3) As vezes é fácil intelectualmente perceber que eu não sou a onda, que eu sou oceano. Mas o que acontece quando eu sento e faço zazen, porque às vezes eu esqueço que sou o oceano. Se eu perco uma pessoa querida, ou perco um objeto querido, de novo acontecem reações emocionais e eu sofro. É como se eu tivesse esquecido de ter vindo nesta palestra e ter ouvido isso. Os sofrimentos surgem como se eu não tivesse entrado em contato com esse conhecimento. O que acontece no zazen pra eu me tornar um sábio, de forma que este conhecimento se estabilize e eu não esqueça mais?
Isso vai depender da profundidade da sua experiência. Mas o que você narrou agora, é o que todos sentimos, eu também. Quatro meses atrás morreu um sobrinho meu de 23 anos. Repentinamente. Quando eu ouvi a notícia, o que eu podia fazer? Chorar. Nós somos assim, seres humanos, muito frágeis. E a qualquer momento nós perdemos a lucidez. Eu sei que para ele não foi nada, mas para o pai e a mãe, foi muito trágico. É que estamos mergulhados em emoções. Como vamos negar isso? Não seria natural nos tornarmos como pedras.
Vinha um Mestre caminhando por uma cidadezinha e seus discípulos atrás. Havia um velório e a família chorava. Ele entrou no velório e começou a chorar com os familiares. Uma hora depois ele saiu de lá, rosto inchado, os olhos vermelhos. E os discípulos atormentados na porta disseram: “Mestre, mas o Senhor conhecia este homem? Ele disse: Não. Mas então porque o Senhor entrou e chorou desse jeito? Ele disse: Eu os vi tão tristes, me entristeci com eles”.
Outro Mestre recebeu uma carta, comunicando a morte de um ente querido. Ele sentou numa pedra e começou a chorar desconsoladamente. Um discípulo se indignou e foi até lá e disse: “Mas o que é isso, o Senhor nos ensina que tudo é transitório, que os “eus” são ilusões, que todas essas relações da vida são assim, ilusões em que estamos mergulhados, a própria vida. O Senhor ensinou tudo isso, e agora recebe a notícia da morte de um ente querido e está aí chorando desse jeito? O Mestre parou de chorar, se virou pra ele e disse: – Escute aqui, seu idiota, eu estou chorando porque eu quero! Se virou para o outro lado, abriu a carta e voltou a chorar desconsoladamente”.

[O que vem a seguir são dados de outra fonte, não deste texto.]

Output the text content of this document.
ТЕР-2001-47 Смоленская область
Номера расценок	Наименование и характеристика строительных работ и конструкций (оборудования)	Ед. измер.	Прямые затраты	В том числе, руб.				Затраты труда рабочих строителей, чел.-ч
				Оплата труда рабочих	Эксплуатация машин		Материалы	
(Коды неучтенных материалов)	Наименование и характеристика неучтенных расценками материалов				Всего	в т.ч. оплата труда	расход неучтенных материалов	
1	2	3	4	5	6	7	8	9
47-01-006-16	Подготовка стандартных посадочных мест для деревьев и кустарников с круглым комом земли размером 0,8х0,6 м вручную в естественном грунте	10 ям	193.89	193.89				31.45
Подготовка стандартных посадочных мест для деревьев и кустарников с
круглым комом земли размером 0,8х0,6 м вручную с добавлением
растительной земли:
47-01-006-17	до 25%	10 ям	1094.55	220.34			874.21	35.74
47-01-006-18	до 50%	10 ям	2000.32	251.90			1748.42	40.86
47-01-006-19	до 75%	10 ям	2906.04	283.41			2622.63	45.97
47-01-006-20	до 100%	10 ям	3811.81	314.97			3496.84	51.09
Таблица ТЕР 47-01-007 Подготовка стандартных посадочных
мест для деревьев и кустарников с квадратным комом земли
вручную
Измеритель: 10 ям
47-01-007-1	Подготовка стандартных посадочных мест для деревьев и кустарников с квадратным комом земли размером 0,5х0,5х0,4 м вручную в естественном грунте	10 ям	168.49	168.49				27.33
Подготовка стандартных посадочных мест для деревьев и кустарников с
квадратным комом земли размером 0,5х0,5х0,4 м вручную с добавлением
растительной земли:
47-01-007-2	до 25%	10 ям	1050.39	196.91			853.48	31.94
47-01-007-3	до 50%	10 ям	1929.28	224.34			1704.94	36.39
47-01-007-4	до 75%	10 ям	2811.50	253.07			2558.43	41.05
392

Ou seja: você é normal. Aí você senta em zazen, começa a meditar e “VÊ” algumas coisas com maior lucidez. Pode sair à rua e ver uma folha, uma flor, e ver sua verdadeira beleza, por um instante. Nós chamamos esse instante de KENSHO. KEN é enxergar. SHO, sua verdadeira natureza. Experiência mística em estado puro. Pode durar segundos, e muitas pessoas já tiveram. A questão é: Você poderia retê-la, e ver as coisas sempre assim? Você poderia ver a si mesmo não como onda ou redemoinho ou bolha, mas como céu azul, champagne, oceano? Se você conseguisse ver permanentemente, eu diria que você é MUITO iluminado. Se você vir algumas vezes por dia, e tiver uma compreensão das coisas, você atingiu a iluminação, em um grau baixo. Então existem muitos graus de despertar.
Aquele grau de Buda é chamado de “Annutara Samyak Sambodhi”. ILUMINAÇÃO PERFEITA, COMPLETA E UNIVERSAL. Mas tradicionalmente nós dizemos que só Buda conseguiu esse nível, nós tentamos chegar perto, passo a passo. Talvez numas 500 vidas dê pra chegar lá. Um estado de permanente despertar em todos os atos e momentos da vida.